Il problema viene posto a Washington, ma il cerchio seguente porta in Italia.
"Dove sono in molti a temere il potere di Mattei, l'intelligence che ha costruito e che gli ha consentito di trasformare l'Eni in uno Stato nello Stato, con ramificazioni all'estero. Una multinazionale capace di fare politica più e meglio del governo. Qualcuno, in Italia, dice: "Va bene". Ma va bene anche alle Sette Sorelle, non dovranno più spartire la torta del petrolio in otto. Va bene ai nazionalisti francesi dell'Oas, che in Mattei vedono l'alleato più pericoloso del Fronte di liberazione algerino. Va bene a un sacco di gente. Va bene persino ai nemici interni di Mattei. Dopo la sua morte, Eugenio Cefis rientrerà all'Eni e ne prenderà il posto. Sarà lui a firmare per la distruzione dei resti dell'aereo precipitato e anche del suo gemello. Sarà lui ad assumere il testimone chiave, la cui intervista passerà al telegiornale muta. Lui aveva visto l'esplosione in cielo. L'inchiesta avrebbe preso una piega diversa".

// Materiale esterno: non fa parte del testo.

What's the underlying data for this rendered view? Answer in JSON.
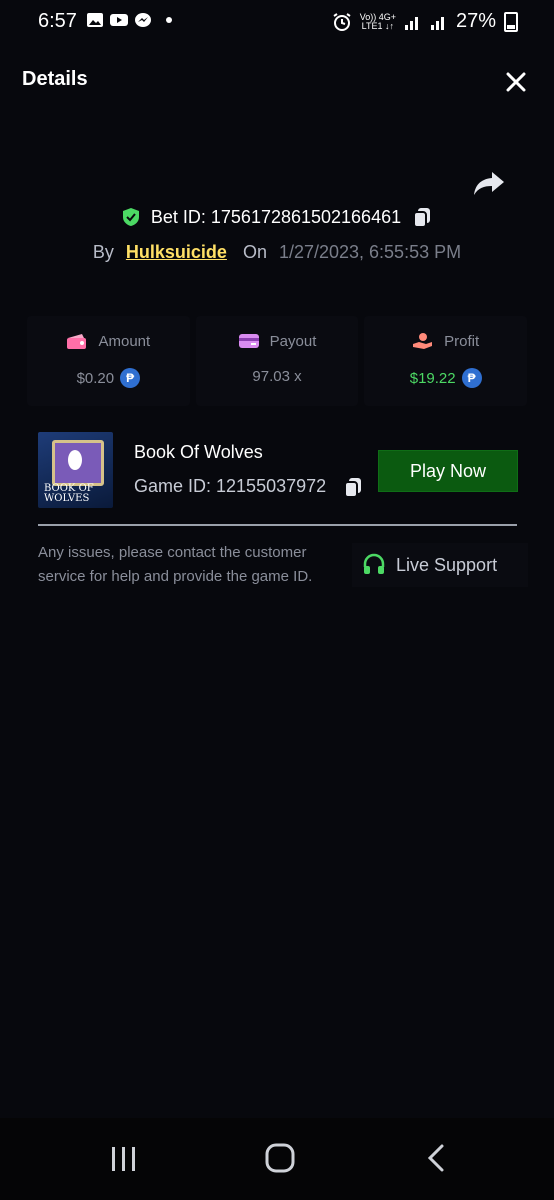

Nel penultimo cerchio, la mafia accetta di eseguire il delitto.
"In cambio di qualcosa, naturalmente. Di una contropartita interna, negoziata coi cugini americani. La mafia di quegli anni è la stessa che ha consentito lo sbarco in Sicilia, è imparentata con la Cosa Nostra che infiltra l'amministrazione a Washington. Sono le ombre che tutti possono vedere anche dietro l'assassinio di Kennedy".
L'ultimo cerchio è quello di Bascapè. La bomba esplode, l'aereo cade...
"E sul posto arrivano i soliti sospetti. Ciascuno rappresenta un'imperfezione nel delitto perfetto. Perché a ciascuno è demandato il compito di alzare una parte di polverone. Il vero capitale del delitto è proprio questo, il seguito, la sua coda, le carte nascoste, i ricatti da fare. E chi lo ha gestito, ne ha certo tratto grandi benefici. Il caso Mattei è tutto qua, fine del mistero. Volendo".